The Book Club

Feigned Artlessness and the Wild Contortions of Ass-Covering

Dear Chris,

“Quivering with terror at the thought of physical violence and harsh words, Colin Powell begged me to reconsider. ‘No!’ he wailed, ‘We can’t say that. We mustn’t! We must always ensure that U.S. troops are used as sitting ducks destined to give their lives in twos and threes while we take pointless meetings with important foreigners. We must always, always, commit our forces as gradually as possible so that America’s sons and daughters give their lives most futilely and ingloriously. Viet Nam wasn’t so bad, Wes.’”

That’s what I would have liked for Colin Powell to have responded to Gen. Clark’s duh-inducing pronouncement on military strategy–overwhelming force, fight to win–that you mentioned in your posting. Correctly or not, few post-Viet Nam GIs believe anything else. When I read that, I thought, deja bloody vu. This–the feigned artlessness, the self-congratulation, the stolen credit, the wild contortions of ass-covering, “doing” trumped by the flashy paper chase (briefings, talking papers, memos), Amen-corner banalities tossed off like gems of Talmudic brilliance–I don’t miss.  

I didn’t follow the Kosovo crisis that closely, so I enter this discussion without an attitude problem toward Gen. Clark. Having spent 12 years on active duty in U.S. Air Force intelligence as well, I like the military. A lot. In fact, I dedicate my memoir to my parents and the USAF. I will encourage my 10-week-old son to do a hitch. All of that to say this: It was people like Gen. Clark who made me realize that I had no real future in the military if only because I didn’t have the stomach for its particular brand of competition. Probably not the talent either, but definitely not the stomach.

To ascend to even medium levels, let alone the highest, you have to be political, crafty, opportunistic, and shameless, among many other things (excellent duty performance not always being one of them). Clark is clearly all those things, not that there’s necessarily anything wrong with that. It takes certain kinds of folks to prosecute wars and run complicated organizations like the military of the planet’s most powerful nation, so please, let’s cut the organization men some slack.
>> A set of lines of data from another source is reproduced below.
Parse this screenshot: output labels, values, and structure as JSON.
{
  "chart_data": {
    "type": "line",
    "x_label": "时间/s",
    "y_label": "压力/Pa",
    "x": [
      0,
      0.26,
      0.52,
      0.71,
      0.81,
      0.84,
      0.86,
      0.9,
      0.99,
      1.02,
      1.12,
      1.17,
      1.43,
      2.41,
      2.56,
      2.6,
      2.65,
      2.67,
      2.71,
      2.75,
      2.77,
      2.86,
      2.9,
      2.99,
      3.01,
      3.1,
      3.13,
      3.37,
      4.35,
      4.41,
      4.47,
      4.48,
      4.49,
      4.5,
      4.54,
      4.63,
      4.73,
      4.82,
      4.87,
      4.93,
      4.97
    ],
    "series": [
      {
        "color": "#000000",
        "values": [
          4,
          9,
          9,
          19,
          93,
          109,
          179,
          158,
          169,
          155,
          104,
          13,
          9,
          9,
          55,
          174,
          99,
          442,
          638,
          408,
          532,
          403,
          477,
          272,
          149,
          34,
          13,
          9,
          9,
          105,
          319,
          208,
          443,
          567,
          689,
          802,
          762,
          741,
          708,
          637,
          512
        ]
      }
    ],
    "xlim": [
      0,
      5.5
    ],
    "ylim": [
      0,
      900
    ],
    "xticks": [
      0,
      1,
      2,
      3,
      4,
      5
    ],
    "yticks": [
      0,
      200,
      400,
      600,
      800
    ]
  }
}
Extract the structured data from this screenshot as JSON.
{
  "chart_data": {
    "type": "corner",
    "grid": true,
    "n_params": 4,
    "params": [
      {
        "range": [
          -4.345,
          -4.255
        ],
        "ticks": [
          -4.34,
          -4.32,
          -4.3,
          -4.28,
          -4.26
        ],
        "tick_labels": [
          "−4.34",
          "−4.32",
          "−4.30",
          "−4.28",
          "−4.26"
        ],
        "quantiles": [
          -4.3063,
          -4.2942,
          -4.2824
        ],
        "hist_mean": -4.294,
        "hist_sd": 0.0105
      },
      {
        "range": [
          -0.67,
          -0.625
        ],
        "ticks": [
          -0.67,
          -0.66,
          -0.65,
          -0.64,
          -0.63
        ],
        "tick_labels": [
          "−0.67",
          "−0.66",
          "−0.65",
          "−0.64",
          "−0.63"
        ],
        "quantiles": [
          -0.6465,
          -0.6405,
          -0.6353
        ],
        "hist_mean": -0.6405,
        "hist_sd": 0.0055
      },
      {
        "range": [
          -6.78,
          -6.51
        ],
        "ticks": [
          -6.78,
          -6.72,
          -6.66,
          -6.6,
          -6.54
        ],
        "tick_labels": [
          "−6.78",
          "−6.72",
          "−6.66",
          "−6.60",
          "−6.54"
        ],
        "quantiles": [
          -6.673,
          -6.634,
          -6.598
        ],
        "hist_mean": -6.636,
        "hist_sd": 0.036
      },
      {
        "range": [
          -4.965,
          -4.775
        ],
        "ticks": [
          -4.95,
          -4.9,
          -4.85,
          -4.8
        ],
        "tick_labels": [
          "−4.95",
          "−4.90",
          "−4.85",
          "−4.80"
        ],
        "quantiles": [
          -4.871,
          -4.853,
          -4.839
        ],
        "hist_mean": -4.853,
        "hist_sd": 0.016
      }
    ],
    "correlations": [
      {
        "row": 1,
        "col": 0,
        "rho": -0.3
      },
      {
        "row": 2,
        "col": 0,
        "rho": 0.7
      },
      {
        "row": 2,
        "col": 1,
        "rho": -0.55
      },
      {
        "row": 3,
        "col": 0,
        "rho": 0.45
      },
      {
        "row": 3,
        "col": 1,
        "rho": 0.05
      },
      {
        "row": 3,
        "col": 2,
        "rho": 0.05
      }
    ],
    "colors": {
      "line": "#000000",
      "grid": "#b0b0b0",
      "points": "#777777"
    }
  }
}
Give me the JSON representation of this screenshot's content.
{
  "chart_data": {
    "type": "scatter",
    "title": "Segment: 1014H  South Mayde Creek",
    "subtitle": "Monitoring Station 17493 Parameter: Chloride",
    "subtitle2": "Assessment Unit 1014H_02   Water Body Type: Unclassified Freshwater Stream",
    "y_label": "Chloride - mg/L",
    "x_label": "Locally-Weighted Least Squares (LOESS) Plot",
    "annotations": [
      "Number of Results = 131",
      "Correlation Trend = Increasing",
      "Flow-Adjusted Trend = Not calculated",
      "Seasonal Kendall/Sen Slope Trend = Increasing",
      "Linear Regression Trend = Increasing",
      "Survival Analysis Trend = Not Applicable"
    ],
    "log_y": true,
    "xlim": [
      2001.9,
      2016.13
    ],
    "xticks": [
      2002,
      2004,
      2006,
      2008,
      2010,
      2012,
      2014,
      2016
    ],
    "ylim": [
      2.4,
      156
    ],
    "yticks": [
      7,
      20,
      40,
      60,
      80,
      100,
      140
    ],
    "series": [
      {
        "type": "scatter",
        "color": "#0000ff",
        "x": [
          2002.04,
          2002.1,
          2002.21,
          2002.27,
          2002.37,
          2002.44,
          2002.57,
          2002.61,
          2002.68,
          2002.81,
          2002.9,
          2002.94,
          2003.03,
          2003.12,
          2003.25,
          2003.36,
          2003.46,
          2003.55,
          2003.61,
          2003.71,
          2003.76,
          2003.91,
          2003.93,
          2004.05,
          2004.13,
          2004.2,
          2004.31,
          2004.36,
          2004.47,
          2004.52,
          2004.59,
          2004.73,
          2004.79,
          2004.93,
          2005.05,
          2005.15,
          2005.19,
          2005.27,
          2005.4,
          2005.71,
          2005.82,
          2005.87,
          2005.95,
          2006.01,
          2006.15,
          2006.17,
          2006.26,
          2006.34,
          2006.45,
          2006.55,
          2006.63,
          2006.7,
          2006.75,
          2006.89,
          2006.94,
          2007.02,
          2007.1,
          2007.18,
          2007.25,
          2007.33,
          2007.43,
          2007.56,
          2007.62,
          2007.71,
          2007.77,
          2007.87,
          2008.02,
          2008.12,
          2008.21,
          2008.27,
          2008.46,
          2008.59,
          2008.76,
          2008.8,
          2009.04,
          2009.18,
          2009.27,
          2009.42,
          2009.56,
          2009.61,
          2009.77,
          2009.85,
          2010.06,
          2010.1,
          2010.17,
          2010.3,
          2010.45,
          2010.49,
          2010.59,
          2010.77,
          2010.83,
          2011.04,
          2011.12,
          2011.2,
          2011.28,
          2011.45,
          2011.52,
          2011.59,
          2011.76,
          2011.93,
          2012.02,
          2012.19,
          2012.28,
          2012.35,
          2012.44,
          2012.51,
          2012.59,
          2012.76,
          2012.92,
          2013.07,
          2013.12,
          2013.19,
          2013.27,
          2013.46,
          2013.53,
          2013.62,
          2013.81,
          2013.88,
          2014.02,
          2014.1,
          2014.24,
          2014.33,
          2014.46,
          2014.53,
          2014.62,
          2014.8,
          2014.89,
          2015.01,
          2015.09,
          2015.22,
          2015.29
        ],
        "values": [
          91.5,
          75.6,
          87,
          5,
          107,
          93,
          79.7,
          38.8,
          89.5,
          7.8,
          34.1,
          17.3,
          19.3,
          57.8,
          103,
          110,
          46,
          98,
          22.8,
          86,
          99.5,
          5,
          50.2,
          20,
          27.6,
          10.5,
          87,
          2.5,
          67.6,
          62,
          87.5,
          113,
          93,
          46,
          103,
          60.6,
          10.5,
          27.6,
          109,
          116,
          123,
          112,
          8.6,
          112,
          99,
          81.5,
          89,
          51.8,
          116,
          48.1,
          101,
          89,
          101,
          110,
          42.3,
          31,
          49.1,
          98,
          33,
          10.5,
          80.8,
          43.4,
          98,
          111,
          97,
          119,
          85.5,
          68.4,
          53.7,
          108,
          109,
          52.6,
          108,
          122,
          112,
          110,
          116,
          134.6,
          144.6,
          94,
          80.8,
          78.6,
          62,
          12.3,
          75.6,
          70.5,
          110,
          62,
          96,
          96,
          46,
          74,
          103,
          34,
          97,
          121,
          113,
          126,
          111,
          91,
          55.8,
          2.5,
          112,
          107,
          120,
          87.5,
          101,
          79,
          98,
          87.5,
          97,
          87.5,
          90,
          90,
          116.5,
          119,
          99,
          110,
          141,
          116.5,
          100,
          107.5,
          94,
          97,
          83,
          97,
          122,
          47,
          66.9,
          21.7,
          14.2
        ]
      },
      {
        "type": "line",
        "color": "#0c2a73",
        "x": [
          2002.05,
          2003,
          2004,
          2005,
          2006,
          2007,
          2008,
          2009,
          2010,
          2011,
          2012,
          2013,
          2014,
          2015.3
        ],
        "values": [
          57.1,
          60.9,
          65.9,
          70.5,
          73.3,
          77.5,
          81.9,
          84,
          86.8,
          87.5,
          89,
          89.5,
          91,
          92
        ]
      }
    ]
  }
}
If sweet, befuddled Kurt Vonnegut were chairman of the Joint Chiefs, the USSR would reform, and we’d all have to learn Russian and dialectical materialism. Still, I began Waging Modern War expecting a vicarious trip down memory lane and was immediately annoyed. What got my hackles up (and I hate when that happens) was the “gee golly, ain’t I just a country boy, how on earth did l’il ole me end up with all these purty stars?” tone of the book. Slick as a fox, he belittles that still prevalent GI fakery explicitly in discussing his early rise through the ranks, then engages in it in the very same paragraph.

It was a time of the “country-boy” and “jes’ plain solderin’.” Lots of people with fancy master’s degrees and Ph.Ds kept it quiet if they could. It was the Vietnam backlash, though it took a long time to develop. I couldn’t help what I had already done or how I had worked my way up. After the Rhodes scholarship and finishing at the top of the class in the Command and General Staff College, I had gotten an Army-wide reputation, and I was stuck with it, for better or worse.

Queasy yet? So, Chris, do I think his record of the conflict is straight or slanted? Guess. No one slings BS, shifts blame, and steals glory like a GI because the culture harshly punishes failure and mistakes even when no one is really to blame. Or when everyone is. Simultaneously, it so richly rewards whomever wins that the nature of the competition, I found, often seemed dishonorable. So what I must be saying is that I was too ambitious to stay when it was clear that I couldn’t “win,” so maybe I had the stomach after all. Just not the talent. Golly gee whiz.